John Steinbecks letzter Roman ist ein bis heute gültiges Lehrstück über Geld und Moral: Sein Protagonist Ethan Hawley, Hätschelkind der Finanzaristokratie von Long Island, muss sich um materielle Dinge nicht sorgen – bis ihn die Pleite seines Vaters plötzlich zwingt, auf eigenen Beinen zu stehen. Um Frau und Kinder ernähren zu können, tritt er eine schlechtbezahlte Stelle als Verkäufer in einem Lebensmittelladen an.

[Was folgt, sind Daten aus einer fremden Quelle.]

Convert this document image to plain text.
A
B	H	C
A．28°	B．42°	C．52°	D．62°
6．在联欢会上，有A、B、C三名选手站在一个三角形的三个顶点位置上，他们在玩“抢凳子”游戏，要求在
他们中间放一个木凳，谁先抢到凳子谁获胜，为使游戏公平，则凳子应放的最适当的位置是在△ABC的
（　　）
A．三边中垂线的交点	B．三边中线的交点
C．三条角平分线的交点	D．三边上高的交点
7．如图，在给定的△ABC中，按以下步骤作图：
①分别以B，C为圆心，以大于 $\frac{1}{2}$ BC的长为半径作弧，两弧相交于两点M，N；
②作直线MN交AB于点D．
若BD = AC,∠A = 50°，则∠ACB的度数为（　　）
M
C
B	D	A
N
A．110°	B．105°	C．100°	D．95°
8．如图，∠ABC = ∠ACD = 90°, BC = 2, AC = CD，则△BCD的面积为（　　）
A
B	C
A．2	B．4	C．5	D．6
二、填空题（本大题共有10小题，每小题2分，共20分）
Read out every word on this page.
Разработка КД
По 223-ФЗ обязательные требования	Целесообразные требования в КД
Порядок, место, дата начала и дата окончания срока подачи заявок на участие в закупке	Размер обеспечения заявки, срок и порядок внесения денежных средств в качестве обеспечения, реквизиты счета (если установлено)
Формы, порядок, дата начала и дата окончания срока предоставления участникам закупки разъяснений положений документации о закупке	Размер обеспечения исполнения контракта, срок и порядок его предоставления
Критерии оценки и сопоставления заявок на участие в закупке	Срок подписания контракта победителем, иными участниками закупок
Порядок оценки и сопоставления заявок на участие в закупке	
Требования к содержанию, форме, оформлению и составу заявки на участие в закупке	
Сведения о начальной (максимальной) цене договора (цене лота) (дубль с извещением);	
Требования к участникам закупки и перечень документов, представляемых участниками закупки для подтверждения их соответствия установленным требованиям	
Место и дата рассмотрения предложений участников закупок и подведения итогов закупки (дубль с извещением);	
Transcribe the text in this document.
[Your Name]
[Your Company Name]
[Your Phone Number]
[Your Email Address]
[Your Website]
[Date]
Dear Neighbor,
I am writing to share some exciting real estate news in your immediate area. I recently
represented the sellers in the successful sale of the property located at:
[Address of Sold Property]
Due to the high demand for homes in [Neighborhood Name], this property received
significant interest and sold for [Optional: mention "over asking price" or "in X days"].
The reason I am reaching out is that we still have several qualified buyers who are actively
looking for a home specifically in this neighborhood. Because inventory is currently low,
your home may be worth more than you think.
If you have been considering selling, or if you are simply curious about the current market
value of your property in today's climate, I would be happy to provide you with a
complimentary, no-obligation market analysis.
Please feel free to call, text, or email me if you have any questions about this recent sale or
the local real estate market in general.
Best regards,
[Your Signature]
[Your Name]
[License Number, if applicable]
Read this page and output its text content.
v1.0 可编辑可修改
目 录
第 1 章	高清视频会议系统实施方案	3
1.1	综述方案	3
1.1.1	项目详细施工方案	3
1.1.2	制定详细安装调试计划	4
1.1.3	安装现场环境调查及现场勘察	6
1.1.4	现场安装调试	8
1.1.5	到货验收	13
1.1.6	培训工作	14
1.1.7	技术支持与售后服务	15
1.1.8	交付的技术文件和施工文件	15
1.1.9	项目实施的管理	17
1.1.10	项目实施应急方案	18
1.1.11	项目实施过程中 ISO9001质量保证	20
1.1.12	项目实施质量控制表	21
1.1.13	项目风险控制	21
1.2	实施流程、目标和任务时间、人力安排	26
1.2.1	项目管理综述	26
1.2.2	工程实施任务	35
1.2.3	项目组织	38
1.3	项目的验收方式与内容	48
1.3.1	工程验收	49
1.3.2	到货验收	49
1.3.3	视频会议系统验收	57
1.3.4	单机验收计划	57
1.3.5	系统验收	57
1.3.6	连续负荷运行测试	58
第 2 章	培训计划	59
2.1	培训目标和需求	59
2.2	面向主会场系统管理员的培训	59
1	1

Rasch erkennt jedoch er, dass redliches Tagwerk einen Mann nicht weiterbringt. Unter dem Einfluss seiner Frau und dem seines Bankberaters entledigt er sich aller Menschlichkeit und steigt zum skrupellosen Geschäftsmann auf, der ohne Rücksicht auf andere nur den eigenen Vorteil sucht.
Autorenporträt
John Steinbeck (1902-1968) thematisiert in seinen Büchern vor allem die Lebensverhältnisse von einfachen Arbeitern und Außenseitern. Zu seinen bekanntesten Werken zählen die Novelle Von Mäusen und Menschen sowie die Romane Früchte des Zorns und Jenseits von Eden. 1962 erhielt er den Nobelpreis für Literatur und gilt bis heute als einer der erfolgreichsten und beliebtesten Autoren der USA.
Rezensionen

Süddeutsche Zeitung - Rezension
Süddeutsche Zeitung | Besprechung von 27.11.2018

Geld will keine Freunde,
es will nur mehr Geld
Anatomie des Finanzregimes: John Steinbecks Roman
„Der Winter unseres Missvergnügens“
Als John Steinbeck im Jahr 1962 den Nobelpreis für Literatur erhielt, sah sich die Schwedische Akademie genötigt zu betonen, der amerikanische Schriftsteller sei in seinem 1961 veröffentlichten Roman „Der Winter unseres Missvergnügens“ wieder zur Form seiner frühen Jahre aufgelaufen. Denn längst schieden sich an Steinbecks Schaffen die Geister, und manches von dem, was er nach der Erzählung „Von Mäusen und Menschen“ (1937) und seinem sozialkritischen Opus magnum „Früchte des Zorns“ (1939) vorgelegt hatte, war zwar bei den Lesern populär, doch von der Literaturkritik kühl bis ablehnend behandelt worden.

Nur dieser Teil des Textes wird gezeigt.